On 21 November 1855 passenger operations started on the section between Löhne and Osnabrück. The former Hannöversche Bahnhof ("Hanoverian station") is now the lower part of the Osnabrück Hauptbahnhof, the upper part of which was built only fifteen years later during the construction of the Cologne-Minden Railway's Hamburg-Venlo railway (Hamburg-Venloer Bahn), which is now mostly incorporated in the Wanne-Eickel–Hamburg railway.

Just six months later the next section was put into operation, closing the gap from Osnabrück to Papenburg via Rheine and Salzbergen. On 23 June 1856 passenger trains ran for the first time between Minden and Emden.

=== Connecting lines ===
The importance of the line and its stations increased with the opening of a number of connecting lines, particularly to Rheine station; which connected with the line to Munster of the Royal Westphalian Railway Company (Königlich-Westfälischen Eisenbahn-Gesellschaft), opened in 1856, the Duisburg–Quakenbrück line of the Rhenish Railway Company (Rheinischen Eisenbahn-Gesellschaft), opened in 1879, and the former line to Ochtrup of the Prussian State Railways (Preußischen Staatseisenbahnen), opened in 1905.

Two lines connected at Eversburg station, the Tecklenburg Northern Railway to Altenrheine and the Oldenburg Southern Railway to Oldenburg Hbf.

In addition, there are other links, such as that of the Teutoburg Forest Railway to Gütersloh, connecting in Ibbenbüren station, and the Ravensberg Railway to Rahden, connecting at Bünde station, or in Kirchlengern to Herford station on the Hamm–Minden line.

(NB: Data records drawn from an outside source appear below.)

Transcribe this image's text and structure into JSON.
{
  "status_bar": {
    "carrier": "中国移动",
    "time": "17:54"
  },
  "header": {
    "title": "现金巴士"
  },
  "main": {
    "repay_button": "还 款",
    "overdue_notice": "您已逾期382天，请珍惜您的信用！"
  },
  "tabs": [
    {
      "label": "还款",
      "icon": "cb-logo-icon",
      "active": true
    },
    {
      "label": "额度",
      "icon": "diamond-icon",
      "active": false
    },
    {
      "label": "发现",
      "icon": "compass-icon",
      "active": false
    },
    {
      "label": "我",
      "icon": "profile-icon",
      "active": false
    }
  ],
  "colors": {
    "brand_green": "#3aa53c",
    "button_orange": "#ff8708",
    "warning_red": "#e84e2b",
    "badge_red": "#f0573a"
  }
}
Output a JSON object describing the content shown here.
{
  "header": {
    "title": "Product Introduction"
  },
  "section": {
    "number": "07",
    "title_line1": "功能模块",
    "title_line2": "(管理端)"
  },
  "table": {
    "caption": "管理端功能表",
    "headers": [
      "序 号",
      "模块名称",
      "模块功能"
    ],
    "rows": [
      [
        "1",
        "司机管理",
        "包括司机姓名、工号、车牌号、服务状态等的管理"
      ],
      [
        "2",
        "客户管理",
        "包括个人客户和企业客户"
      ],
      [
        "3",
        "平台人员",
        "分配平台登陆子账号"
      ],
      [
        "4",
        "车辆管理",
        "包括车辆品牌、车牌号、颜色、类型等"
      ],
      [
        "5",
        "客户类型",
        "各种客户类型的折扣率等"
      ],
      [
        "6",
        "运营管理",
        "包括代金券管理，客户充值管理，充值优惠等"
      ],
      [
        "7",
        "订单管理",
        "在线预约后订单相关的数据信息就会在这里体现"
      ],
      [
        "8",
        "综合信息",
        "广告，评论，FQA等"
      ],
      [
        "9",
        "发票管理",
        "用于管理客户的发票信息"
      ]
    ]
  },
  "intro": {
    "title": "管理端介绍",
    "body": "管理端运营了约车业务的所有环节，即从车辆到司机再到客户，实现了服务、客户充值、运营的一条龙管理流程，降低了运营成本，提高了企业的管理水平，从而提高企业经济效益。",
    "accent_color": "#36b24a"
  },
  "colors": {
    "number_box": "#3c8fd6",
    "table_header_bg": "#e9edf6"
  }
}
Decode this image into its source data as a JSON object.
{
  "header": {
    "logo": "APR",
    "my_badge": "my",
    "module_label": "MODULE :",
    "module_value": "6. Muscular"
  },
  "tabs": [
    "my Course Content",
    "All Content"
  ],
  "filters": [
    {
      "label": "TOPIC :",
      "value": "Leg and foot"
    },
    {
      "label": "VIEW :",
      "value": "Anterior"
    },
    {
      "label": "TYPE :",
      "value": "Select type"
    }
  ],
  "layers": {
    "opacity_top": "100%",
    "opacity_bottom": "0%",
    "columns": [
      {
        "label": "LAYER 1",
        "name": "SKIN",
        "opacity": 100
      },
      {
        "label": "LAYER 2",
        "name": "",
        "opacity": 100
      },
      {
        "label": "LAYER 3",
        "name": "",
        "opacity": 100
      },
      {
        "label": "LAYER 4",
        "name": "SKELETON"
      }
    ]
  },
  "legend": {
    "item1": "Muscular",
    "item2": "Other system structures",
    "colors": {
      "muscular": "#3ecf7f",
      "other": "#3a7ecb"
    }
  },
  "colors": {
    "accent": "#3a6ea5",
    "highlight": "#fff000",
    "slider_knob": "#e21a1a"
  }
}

=== Development of the line ===
The line was gradually duplicated between 1902 and 1916. On 29 September 1974, the first section of overhead wiring was erected between Osnabrück and Rheine and on 30 May 1976 this was followed by the electrification of the section between Osnabrück and Löhne.

== Rail services ==
A two-hour InterCity service operates on the line from Berlin (some to/from Szczecin) via Hanover, Minden and Rheine to Amsterdam Schiphol Airport, and there are individual services from Osnabrück to Münster.

In addition, there are several regional transport services:

- on the whole line, Regional-Express services are operated by DB Regio Niedersachsen every two hours on route RE 60 (Ems-Leine-Express) between Rheine and Brunswick,
- on almost the whole line, Regionalbahn services are operated hourly by Westfalenbahn from Rheine to Kirchlengern on route RB 61 (Wiehengebirgs-Bahn), continuing to Bielefeld
- on the section of Bünde–Kirchlengern, the hourly Ravensberger Bahn service is operated by EuroBahn (Keolis) on the Ravensberg Railway from Bielefeld Hbf via Bünde to Rahden,
- and on the short stretch between the Bünde and Löhne, a generally hourly Regionalbahn service is operated from Monday to Friday by EuroBahn on route RB 77 (Weser-Bahn), continuing to Hildesheim.